In a damning report it presented Monday, the high-level CARICOM team which scrutinised the national vote recount said the process was designed to be long and drawn out and that the objections which were raised were a clear political exercise by APNU+AFC to prepare for a legal challenge to the elections.

“…we have concluded that delay was deliberately built into the system, given the Work Plan produced by GECOM and that the process could have been accelerated without sacrificing the vaunted and necessary transparency of the recount process,” the report states.

The Work Plan was produced by the GECOM Secretariat headed by the Chief Elections Officer Keith Lowenfield.

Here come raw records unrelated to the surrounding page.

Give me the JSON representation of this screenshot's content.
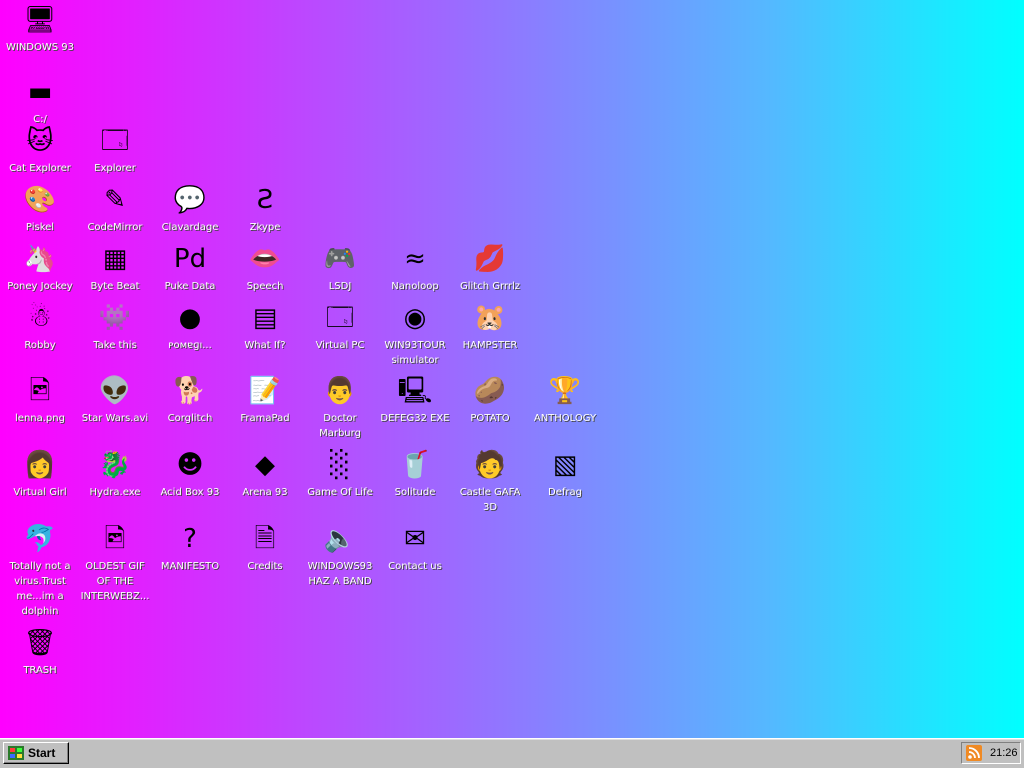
{
  "desktop": {
    "icons": [
      {
        "label": "WINDOWS 93",
        "icon": "computer-icon",
        "glyph": "🖥",
        "col": 0,
        "row": 0
      },
      {
        "label": "C:/",
        "icon": "drive-icon",
        "glyph": "▬",
        "col": 0,
        "row": 1
      },
      {
        "label": "Cat Explorer",
        "icon": "cat-explorer-icon",
        "glyph": "🐱",
        "col": 0,
        "row": 2
      },
      {
        "label": "Explorer",
        "icon": "explorer-icon",
        "glyph": "🗔",
        "col": 1,
        "row": 2
      },
      {
        "label": "Piskel",
        "icon": "palette-icon",
        "glyph": "🎨",
        "col": 0,
        "row": 3
      },
      {
        "label": "CodeMirror",
        "icon": "codemirror-icon",
        "glyph": "✎",
        "col": 1,
        "row": 3
      },
      {
        "label": "Clavardage",
        "icon": "chat-icon",
        "glyph": "💬",
        "col": 2,
        "row": 3
      },
      {
        "label": "Zkype",
        "icon": "zkype-icon",
        "glyph": "Ƨ",
        "col": 3,
        "row": 3
      },
      {
        "label": "Poney Jockey",
        "icon": "pony-icon",
        "glyph": "🦄",
        "col": 0,
        "row": 4
      },
      {
        "label": "Byte Beat",
        "icon": "bytebeat-icon",
        "glyph": "▦",
        "col": 1,
        "row": 4
      },
      {
        "label": "Puke Data",
        "icon": "pd-icon",
        "glyph": "Pd",
        "col": 2,
        "row": 4
      },
      {
        "label": "Speech",
        "icon": "speech-icon",
        "glyph": "👄",
        "col": 3,
        "row": 4
      },
      {
        "label": "LSDJ",
        "icon": "lsdj-icon",
        "glyph": "🎮",
        "col": 4,
        "row": 4
      },
      {
        "label": "Nanoloop",
        "icon": "nanoloop-icon",
        "glyph": "≈",
        "col": 5,
        "row": 4
      },
      {
        "label": "Glitch Grrrlz",
        "icon": "lips-icon",
        "glyph": "💋",
        "col": 6,
        "row": 4
      },
      {
        "label": "Robby",
        "icon": "robby-icon",
        "glyph": "☃",
        "col": 0,
        "row": 5
      },
      {
        "label": "Take this",
        "icon": "take-this-icon",
        "glyph": "👾",
        "col": 1,
        "row": 5
      },
      {
        "label": "ᴘᴏᴍɐɡı...",
        "icon": "potato-small-icon",
        "glyph": "●",
        "col": 2,
        "row": 5
      },
      {
        "label": "What If?",
        "icon": "what-if-icon",
        "glyph": "▤",
        "col": 3,
        "row": 5
      },
      {
        "label": "Virtual PC",
        "icon": "virtual-pc-icon",
        "glyph": "🗔",
        "col": 4,
        "row": 5
      },
      {
        "label": "WIN93TOUR simulator",
        "icon": "tour-icon",
        "glyph": "◉",
        "col": 5,
        "row": 5
      },
      {
        "label": "HAMPSTER",
        "icon": "hampster-icon",
        "glyph": "🐹",
        "col": 6,
        "row": 5
      },
      {
        "label": "lenna.png",
        "icon": "image-file-icon",
        "glyph": "🖻",
        "col": 0,
        "row": 6
      },
      {
        "label": "Star Wars.avi",
        "icon": "yoda-icon",
        "glyph": "👽",
        "col": 1,
        "row": 6
      },
      {
        "label": "Corglitch",
        "icon": "corgi-icon",
        "glyph": "🐕",
        "col": 2,
        "row": 6
      },
      {
        "label": "FramaPad",
        "icon": "framapad-icon",
        "glyph": "📝",
        "col": 3,
        "row": 6
      },
      {
        "label": "Doctor Marburg",
        "icon": "doctor-icon",
        "glyph": "👨",
        "col": 4,
        "row": 6
      },
      {
        "label": "DEFEG32 EXE",
        "icon": "defeg-icon",
        "glyph": "🖳",
        "col": 5,
        "row": 6
      },
      {
        "label": "POTATO",
        "icon": "potato-icon",
        "glyph": "🥔",
        "col": 6,
        "row": 6
      },
      {
        "label": "ANTHOLOGY",
        "icon": "trophy-icon",
        "glyph": "🏆",
        "col": 7,
        "row": 6
      },
      {
        "label": "Virtual Girl",
        "icon": "virtual-girl-icon",
        "glyph": "👩",
        "col": 0,
        "row": 7
      },
      {
        "label": "Hydra.exe",
        "icon": "hydra-icon",
        "glyph": "🐉",
        "col": 1,
        "row": 7
      },
      {
        "label": "Acid Box 93",
        "icon": "smiley-icon",
        "glyph": "☻",
        "col": 2,
        "row": 7
      },
      {
        "label": "Arena 93",
        "icon": "cube-icon",
        "glyph": "◆",
        "col": 3,
        "row": 7
      },
      {
        "label": "Game Of Life",
        "icon": "game-of-life-icon",
        "glyph": "░",
        "col": 4,
        "row": 7
      },
      {
        "label": "Solitude",
        "icon": "solitude-icon",
        "glyph": "🥤",
        "col": 5,
        "row": 7
      },
      {
        "label": "Castle GAFA 3D",
        "icon": "castle-icon",
        "glyph": "🧑",
        "col": 6,
        "row": 7
      },
      {
        "label": "Defrag",
        "icon": "defrag-icon",
        "glyph": "▧",
        "col": 7,
        "row": 7
      },
      {
        "label": "Totally not a virus.Trust me...im a dolphin",
        "icon": "dolphin-icon",
        "glyph": "🐬",
        "col": 0,
        "row": 8
      },
      {
        "label": "OLDEST GIF OF THE INTERWEBZ...",
        "icon": "gif-file-icon",
        "glyph": "🖻",
        "col": 1,
        "row": 8
      },
      {
        "label": "MANIFESTO",
        "icon": "question-icon",
        "glyph": "?",
        "col": 2,
        "row": 8
      },
      {
        "label": "Credits",
        "icon": "document-icon",
        "glyph": "🗎",
        "col": 3,
        "row": 8
      },
      {
        "label": "WINDOWS93 HAZ A BAND",
        "icon": "speaker-icon",
        "glyph": "🔈",
        "col": 4,
        "row": 8
      },
      {
        "label": "Contact us",
        "icon": "contact-icon",
        "glyph": "✉",
        "col": 5,
        "row": 8
      },
      {
        "label": "TRASH",
        "icon": "trash-icon",
        "glyph": "🗑",
        "col": 0,
        "row": 9
      }
    ]
  },
  "colors": {
    "gradient_left": "#ff00ff",
    "gradient_right": "#00ffff",
    "taskbar": "#c0c0c0"
  },
  "taskbar": {
    "start_label": "Start",
    "start_icon": "windows-start-icon",
    "tray_icon": "rss-icon",
    "clock": "21:26"
  }
}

The team said the requirement for a manual recount of the ballots, by definition, ensured a level of inefficiency as it required the individual reviewing the paper ballots and the announcement of each vote.

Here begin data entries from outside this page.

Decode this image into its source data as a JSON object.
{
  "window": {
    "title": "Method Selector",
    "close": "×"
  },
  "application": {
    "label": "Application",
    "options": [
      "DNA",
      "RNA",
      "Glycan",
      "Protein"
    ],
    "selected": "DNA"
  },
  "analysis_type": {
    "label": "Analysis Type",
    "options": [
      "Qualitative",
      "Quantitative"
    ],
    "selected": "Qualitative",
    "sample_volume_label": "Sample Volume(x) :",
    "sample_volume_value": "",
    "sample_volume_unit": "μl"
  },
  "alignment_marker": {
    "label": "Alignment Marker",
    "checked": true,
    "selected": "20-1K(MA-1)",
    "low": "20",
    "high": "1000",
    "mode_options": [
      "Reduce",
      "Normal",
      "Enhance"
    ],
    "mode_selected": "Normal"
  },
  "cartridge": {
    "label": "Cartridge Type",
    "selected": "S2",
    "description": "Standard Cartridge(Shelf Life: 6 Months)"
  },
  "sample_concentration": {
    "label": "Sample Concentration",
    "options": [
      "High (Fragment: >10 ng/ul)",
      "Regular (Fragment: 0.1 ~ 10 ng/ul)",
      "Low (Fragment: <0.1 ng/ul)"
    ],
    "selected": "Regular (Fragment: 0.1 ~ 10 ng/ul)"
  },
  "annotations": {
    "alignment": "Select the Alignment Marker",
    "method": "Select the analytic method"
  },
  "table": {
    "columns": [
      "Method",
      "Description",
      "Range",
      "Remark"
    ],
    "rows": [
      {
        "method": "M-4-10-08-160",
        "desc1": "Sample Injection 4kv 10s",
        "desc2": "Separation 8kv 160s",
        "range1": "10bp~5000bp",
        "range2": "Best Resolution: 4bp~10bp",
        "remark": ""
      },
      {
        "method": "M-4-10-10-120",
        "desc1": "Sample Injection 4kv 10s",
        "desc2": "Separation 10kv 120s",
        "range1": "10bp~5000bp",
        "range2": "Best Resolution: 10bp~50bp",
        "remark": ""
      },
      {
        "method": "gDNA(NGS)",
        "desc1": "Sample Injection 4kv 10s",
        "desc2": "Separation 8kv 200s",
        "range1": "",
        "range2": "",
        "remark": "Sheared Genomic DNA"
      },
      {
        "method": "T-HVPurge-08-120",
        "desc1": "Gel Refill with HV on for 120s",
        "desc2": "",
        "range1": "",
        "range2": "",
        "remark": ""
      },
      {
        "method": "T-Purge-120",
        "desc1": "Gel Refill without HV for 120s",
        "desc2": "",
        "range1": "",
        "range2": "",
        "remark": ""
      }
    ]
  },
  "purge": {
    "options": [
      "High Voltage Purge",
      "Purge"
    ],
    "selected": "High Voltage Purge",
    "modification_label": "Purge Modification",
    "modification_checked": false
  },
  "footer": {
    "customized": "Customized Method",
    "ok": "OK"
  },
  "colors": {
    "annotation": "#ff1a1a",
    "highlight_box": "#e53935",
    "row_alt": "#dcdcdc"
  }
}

In the team’s assessment, it said many of the issues which emerged at the recount and which contributed to excessive delay proved to be a political exercise and was done primarily with the political objective of preparing the groundwork for a post recount legal challenge of the recount.

“We are also buoyed in our assessment of this political objective given the public statements of the Attorney General of Guyana on the validity of the recount; a comment which the team felt was a snub to CARICOM by the Government’s legal advisor,” the CARICOM team stated.

Basil Williams had on May 16 questioned the “status” and “purpose” of the national recount.

Agents for APNU+AFC were the only ones making objections during the recount.

The CARICOM team said it was of the firm opinion that the decision to insist on the elaborate checklist for the recount was a questionable one, indeed a bad decision, which contributed to the lengthy and unreasonable length of time to recount the ballots.

“In essence what occurred at the recount was more akin to an audit and not a recount,” the Team stated.

The team said that where there were some minor issues, it did not view these as sinister.

“Nothing we saw up to the closing days of the recount suggested that the poll workers on March 02, 2020 conducted themselves in a manner which would indicate illegality of a deliberate intent to benefit a particular list of candidates,” the team stated.

However, the team stated that during the last few days of the recount, it observed several boxes which did not contain the statutory documents, such as poll books, unused ballot papers, the Official List of Elections, the counterfoil of used ballots and so on.

To this, the Team recommended an investigation into the missing documents.